Bronwyn Fischer
The Adult
Algonquin Books of Chapel Hill / May 2023 / 312 pp / $27
Reviewed by Laura Johnsrude / September 2023
College is a natural setting for a character’s search for identity and belonging: an insular world, a cast of strangers just separated from parental guidance, ripe for reinvention, and vulnerable. In Bronwyn Fischer’s debut novel, the reader views everything through the first-person perspective of eighteen-year-old Natalie, a matriculating freshman at a Toronto college and an only child who grew up near Lake Temagami, helping out at her family’s vacation lodge.
The contemporary story unfolds over the course of a year, opening with Natalie looking out of her dorm room window, watching her parents walk away on move-in day, about to begin her new life as a young adult. Fischer depicts Natalie’s self-consciousness and yearning with such compelling interiority and sensory language that the protagonist’s feelings stayed with me after I finished reading the book.
From the opening pages, where Natalie’s parents put new sheets on her dorm room bed, readers “hear” all of Natalie’s thoughts about what she’s experiencing, feeling her way towards adulthood. But the title takes on a layered meaning as Natalie soon becomes romantically involved with an older woman, Nora, who sits down beside her on a park bench. Natalie hides the relationship from her dorm friends and family, unsure what the revelation means about her, or might mean to others. She tells her friend Clara that she’s seeing an older man named Paul.
The narrative follows Natalie as she negotiates parties, bars, Halloween, and her anxiety-laden relationships with her dormmates Clara and Annie and her nature poetry classmate Rachel. She adopts mannerisms and behaviors from those around her, searching for the right role or an appealing personality. She is hyperalert to sensory information and how she inhabits (or doesn’t) the spaces near other people. Sometimes she’s unclear where she ends and others begin: “. . . I felt enveloped. I imagined this was how it would feel to be eaten whole. A fish inside a fish . . . ”
Fischer’s sensory imagery is generous and specific and frequently metaphorical, from “She (Nora) watched me for a second. I thought of the rough tongue of a cat” to “the grass had been wet and soft, like washed hair.” The prose is polished with straightforward language and authentic conversations. Some descriptions that at first appear spare end up delivering an unexpected punch.
My room was white except for my duvet cover, which was green. My desk was brown, and my chair. My shoes at my door were black. And all of these things together were me.
Natalie’s uneasy, barely-there sense of self is a dominant thread of tension, compelling and sometimes discomforting, and demonstrated both by the choices she makes and by the author’s prose. “I imagined myself, legs bumping against all the desks. Trying to crouch out of the way, but unable to become small enough to cause no inconvenience.”

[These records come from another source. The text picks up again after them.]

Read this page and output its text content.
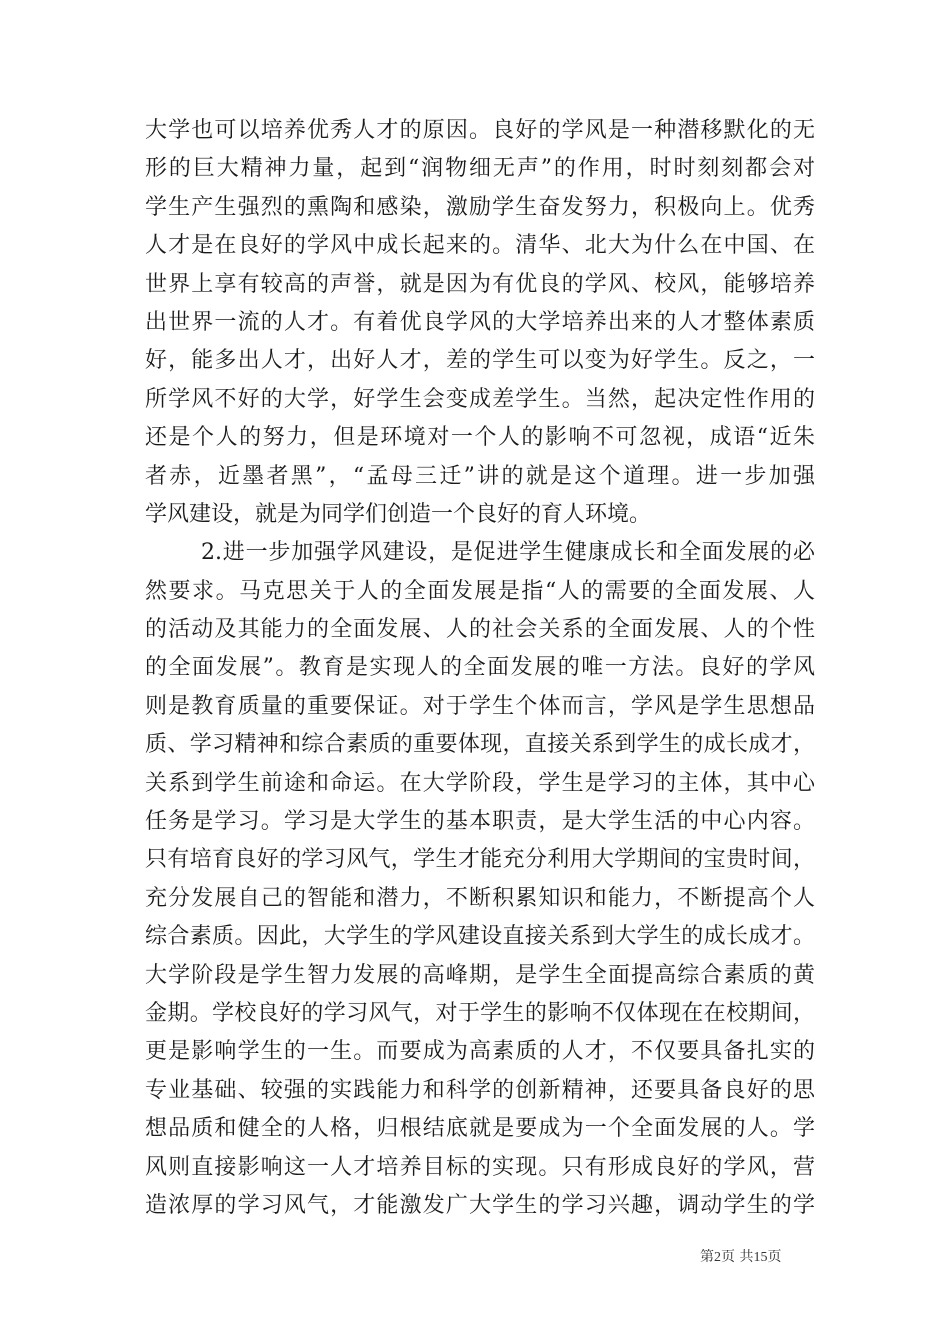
大学也可以培养优秀人才的原因。良好的学风是一种潜移默化的无
形的巨大精神力量，起到“润物细无声”的作用，时时刻刻都会对
学生产生强烈的熏陶和感染，激励学生奋发努力，积极向上。优秀
人才是在良好的学风中成长起来的。清华、北大为什么在中国、在
世界上享有较高的声誉，就是因为有优良的学风、校风，能够培养
出世界一流的人才。有着优良学风的大学培养出来的人才整体素质
好，能多出人才，出好人才，差的学生可以变为好学生。反之，一
所学风不好的大学，好学生会变成差学生。当然，起决定性作用的
还是个人的努力，但是环境对一个人的影响不可忽视，成语“近朱
者赤，近墨者黑”，“孟母三迁”讲的就是这个道理。进一步加强
学风建设，就是为同学们创造一个良好的育人环境。
2.进一步加强学风建设，是促进学生健康成长和全面发展的必
然要求。马克思关于人的全面发展是指“人的需要的全面发展、人
的活动及其能力的全面发展、人的社会关系的全面发展、人的个性
的全面发展”。教育是实现人的全面发展的唯一方法。良好的学风
则是教育质量的重要保证。对于学生个体而言，学风是学生思想品
质、学习精神和综合素质的重要体现，直接关系到学生的成长成才，
关系到学生前途和命运。在大学阶段，学生是学习的主体，其中心
任务是学习。学习是大学生的基本职责，是大学生活的中心内容。
只有培育良好的学习风气，学生才能充分利用大学期间的宝贵时间，
充分发展自己的智能和潜力，不断积累知识和能力，不断提高个人
综合素质。因此，大学生的学风建设直接关系到大学生的成长成才。
大学阶段是学生智力发展的高峰期，是学生全面提高综合素质的黄
金期。学校良好的学习风气，对于学生的影响不仅体现在在校期间，
更是影响学生的一生。而要成为高素质的人才，不仅要具备扎实的
专业基础、较强的实践能力和科学的创新精神，还要具备良好的思
想品质和健全的人格，归根结底就是要成为一个全面发展的人。学
风则直接影响这一人才培养目标的实现。只有形成良好的学风，营
造浓厚的学习风气，才能激发广大学生的学习兴趣，调动学生的学
第2页 共15页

The university-related plotlines unreel alongside Natalie’s evolving intimate relationship with Nora. Throughout, there is suspense about what is being withheld, or hidden, beyond the actual identity of Natalie’s lover and the protagonist’s sense of individuality. There is a nagging uncertainty about why middle-aged Nora originally sat down beside Natalie on the park bench. There is a mystery about Nora’s marriage, her ex-wife, and what led to the divorce. There is Rachel’s preoccupation with their poetry professor, Jones, and the rumor that Jones had an affair with a prior student. There is Natalie’s nervousness about her ability to write poetry, and her discomfort about reading her work aloud in class, comparing herself with Rachel, the more accomplished writing student—poetry being a clever stand-in for the veiled and enigmatic. And there are wonderings and imaginings and memories related to gender identification and sexual orientation.
Natalie’s school year plays out, including the winter holiday break in Temagami with her parents. From the protagonist’s perspective, the interlude is a pulsing separation from Nora, amplifying Natalie’s unease about whether Nora reciprocates her devotion, wondering if they are “exclusive.” Things become complicated, after the New Year, as Nora shares surprising news, and Natalie’s college relationships wobble and morph. Fischer manages the narrative revelations well as threads cross and outlines become clearer for the protagonist. Fischer shapes the story so that the reader understands circumstances in advance of Natalie, plotlines unspooling in a believable and satisfying manner, while Natalie finds the shape and substance of her young-adult self.
Near the novel’s end, Natalie feels she’s finally written a good poem, partly because “the poem didn’t disappear immediately after I finished reading it.”
A fitting analogy for The Adult, this good book.
Laura Johnsrude’s creative nonfiction pieces have been published, or are forthcoming, in Fourth Genre, Bellevue Literary Review, River Teeth, Hippocampus Magazine, The Examined Life Journal, Swing, Sweet: A Literary Confection, The Spectacle, Please See Me, Minerva Rising, The Boom Project anthology, and Brevity’s Nonfiction Blog. She is a recent graduate from Spalding University’s Master of Arts in Writing program.